# Keys Advice



## flyfshrmn82 (Oct 12, 2007)

Hey there everyone. I will be heading down to the Keys for 9 days. Instead of catching tarpon under the bridges everyday, I thought I would get out and try to score on the flats. I am on a mission to land a tarpon, bone, and permit on fly. I will be staying in the Little Torch area and was wondering if anyone could offer up some spots, tides, and fly patterns. Shoot me an email [email protected] I will keep everything quite on my end. 
If you will be in the area from 5/30-6/7 and need a buddy to fish with, let me know. 
Also looking for any recommendations on fly shops to stop at.

Thanks for your help.


----------



## deerfly (Mar 10, 2007)

I realize you're gonna be a bit further south, but if it were me I'd try to get out around Content Keys, north of Big Pine. Lots of great flats out there and plenty of room away from the US1 corridor.


----------



## The_Volfish (Jan 22, 2008)

Always stop by Florida Keys Outfitters. Good people.


----------



## flyfshrmn82 (Oct 12, 2007)

Where is the Florida Keys Outfitters? What are the best flies, artificials, baits, and tides? I sure would like to get poon, bones, and permit while I am there. But then, so would everyone else.


----------



## deerfly (Mar 10, 2007)

> Where is the Florida Keys Outfitters? What are the best flies, artificials, baits, and tides? I sure would like to get poon, bones, and permit while I am there. But then, so would everyone else.


its the old green turtle inn on upper matecumbe. After you pass worldwide it'll be on your left. Anyone there can help you pick some local favorite flies and stuff.


----------



## mountaingun (Mar 4, 2008)

FL Keys outfitters is on Upper Mat. 

Black Death fly is great for tarpon.


----------



## deerfly (Mar 10, 2007)

> FL Keys outfitters is on Upper Mat.


right, in a hurry typing without thinking yesterday. I liked it better when the shop was at Loreli's anyway, the rum drinks made a great excuse for spontaneous purchases.


----------



## flytieguy (Jan 12, 2007)

Keep with the classics

Black Death (4... youwill loose at least 2 before you relax enough)

front red white rear seaducer (anithing that swims will react to the red gills)

black over blue over white belly red eye clouser (panicked generic bait fish color)

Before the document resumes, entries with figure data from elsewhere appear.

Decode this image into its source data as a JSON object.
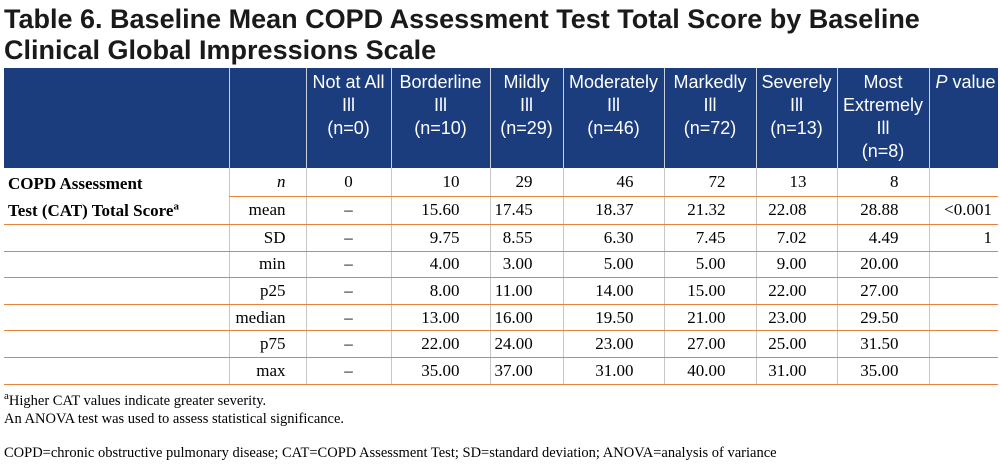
{
  "title": "Table 6. Baseline Mean COPD Assessment Test Total Score by Baseline Clinical Global Impressions Scale",
  "columns": [
    {
      "l1": "Not at All",
      "l2": "Ill",
      "l3": "(n=0)",
      "l4": ""
    },
    {
      "l1": "Borderline",
      "l2": "Ill",
      "l3": "(n=10)",
      "l4": ""
    },
    {
      "l1": "Mildly",
      "l2": "Ill",
      "l3": "(n=29)",
      "l4": ""
    },
    {
      "l1": "Moderately",
      "l2": "Ill",
      "l3": "(n=46)",
      "l4": ""
    },
    {
      "l1": "Markedly",
      "l2": "Ill",
      "l3": "(n=72)",
      "l4": ""
    },
    {
      "l1": "Severely",
      "l2": "Ill",
      "l3": "(n=13)",
      "l4": ""
    },
    {
      "l1": "Most",
      "l2": "Extremely",
      "l3": "Ill",
      "l4": "(n=8)"
    }
  ],
  "pvalue_header": {
    "italic": "P",
    "rest": " value"
  },
  "row_label": {
    "line1": "COPD Assessment",
    "line2": "Test (CAT) Total Score",
    "sup": "a"
  },
  "rows": [
    {
      "stat": "n",
      "values": [
        "0",
        "10",
        "29",
        "46",
        "72",
        "13",
        "8"
      ],
      "p": ""
    },
    {
      "stat": "mean",
      "values": [
        "–",
        "15.60",
        "17.45",
        "18.37",
        "21.32",
        "22.08",
        "28.88"
      ],
      "p": "<0.001"
    },
    {
      "stat": "SD",
      "values": [
        "–",
        "9.75",
        "8.55",
        "6.30",
        "7.45",
        "7.02",
        "4.49"
      ],
      "p": "1"
    },
    {
      "stat": "min",
      "values": [
        "–",
        "4.00",
        "3.00",
        "5.00",
        "5.00",
        "9.00",
        "20.00"
      ],
      "p": ""
    },
    {
      "stat": "p25",
      "values": [
        "–",
        "8.00",
        "11.00",
        "14.00",
        "15.00",
        "22.00",
        "27.00"
      ],
      "p": ""
    },
    {
      "stat": "median",
      "values": [
        "–",
        "13.00",
        "16.00",
        "19.50",
        "21.00",
        "23.00",
        "29.50"
      ],
      "p": ""
    },
    {
      "stat": "p75",
      "values": [
        "–",
        "22.00",
        "24.00",
        "23.00",
        "27.00",
        "25.00",
        "31.50"
      ],
      "p": ""
    },
    {
      "stat": "max",
      "values": [
        "–",
        "35.00",
        "37.00",
        "31.00",
        "40.00",
        "31.00",
        "35.00"
      ],
      "p": ""
    }
  ],
  "footnotes": {
    "sup": "a",
    "note_a": "Higher CAT values indicate greater severity.",
    "anova": "An ANOVA test was used to assess statistical significance.",
    "abbrev": "COPD=chronic obstructive pulmonary disease; CAT=COPD Assessment Test; SD=standard deviation; ANOVA=analysis of variance"
  },
  "colors": {
    "header_bg": "#1b3d7e",
    "row_rule": "#e5833a"
  }
}
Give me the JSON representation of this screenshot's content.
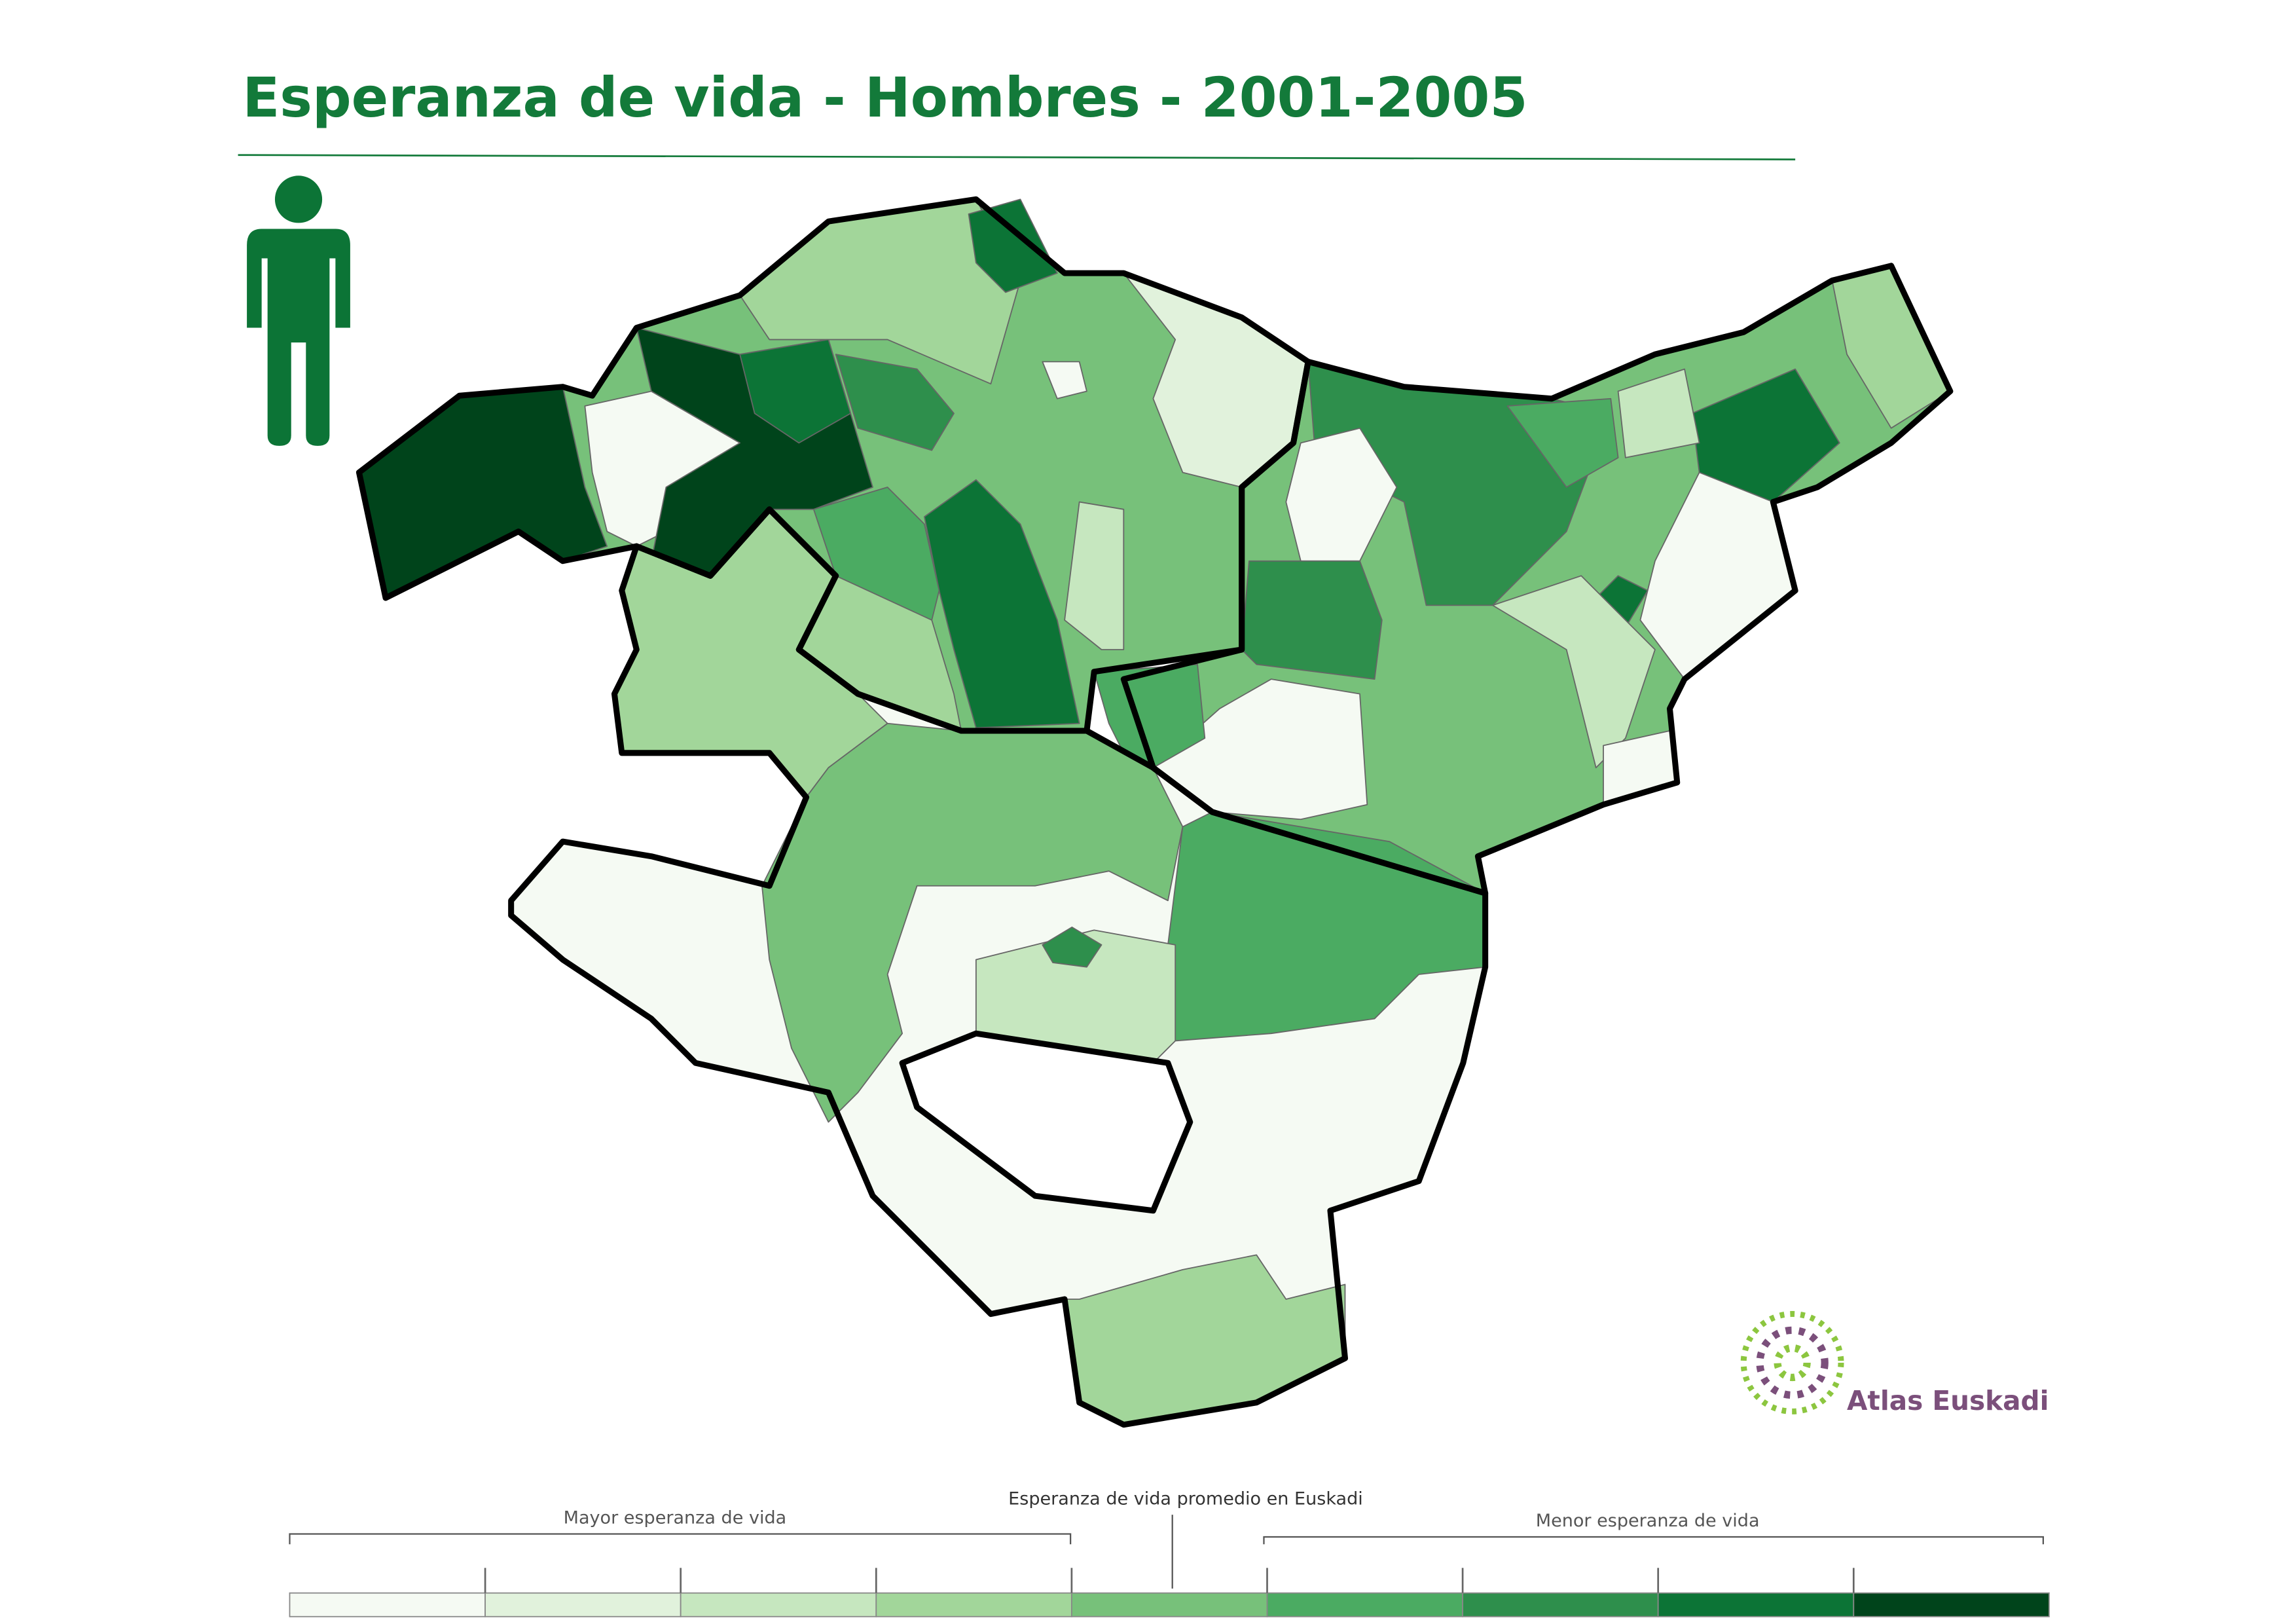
{
  "header": {
    "title": "Esperanza de vida - Hombres - 2001-2005"
  },
  "legend": {
    "left_label": "Mayor esperanza de vida",
    "center_label": "Esperanza de vida promedio en Euskadi",
    "right_label": "Menor esperanza de vida",
    "colors": [
      "#f5faf3",
      "#e1f2dc",
      "#c6e7bf",
      "#a2d69a",
      "#77c17a",
      "#4bab62",
      "#2e8f4c",
      "#0c7436",
      "#00441b"
    ]
  },
  "logo": {
    "text": "Atlas Euskadi"
  }
}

gotchas from 8 to 4 size shrimp color craftfur with copper flash, brass color beads! gold tinsel! (anything that moves will hit these... use a 6 to 8 weight max... the presentation with these are critical and you dont want to toss a "rope" with these lures.

Definitively use Tim Borski's arsenal of flies...preferably
laid up tarpon fly
green zima
chernobyl crab (non weighted)

and if all of it fails.... there is always dead fish/meat hooked on a spining rod LOL!


----------



## MATT (Apr 30, 2007)

just north of little torch (apox 3 three bridges) is Bahia Honda State Park very good poon fishing around the old Bridge out going tide just be sure of your skills there is one mean current and I would use a float on my anchor and drop the line when hooked up and come back later for it.

lots of very good fishing all around there. flats on gulf side drift the grass for strawberry grouper (no size regs) very good eatting.
snapper, and get a few pins and use them after sunset for poons.


----------



## mountaingun (Mar 4, 2008)

I with you Deerfly.. Spent many many hours there. It was my home away from home. Loreli has changed a bit from when I started going there in 1989. Actually my wife worked there and thats where we met.


----------



## deerfly (Mar 10, 2007)

> I with you Deerfly.. Spent many many hours there. It was my home away from home. Loreli has changed a bit from when I started going there in 1989. Actually my wife worked there and thats where we met.


89 eh? I used to be there a lot back then and way before that too, so theres a pretty good chance we've met already, I may have even bought you a drink or two.  I have very close family friends down there, one recently passed guided out of Bud-n-Mary's for nearly 50 years. His nephew, my sons godfather, is still a guide at Bud-n-Mary's going on 20 some years now. I love it down there, one of my favorite places on the planet for sure...


----------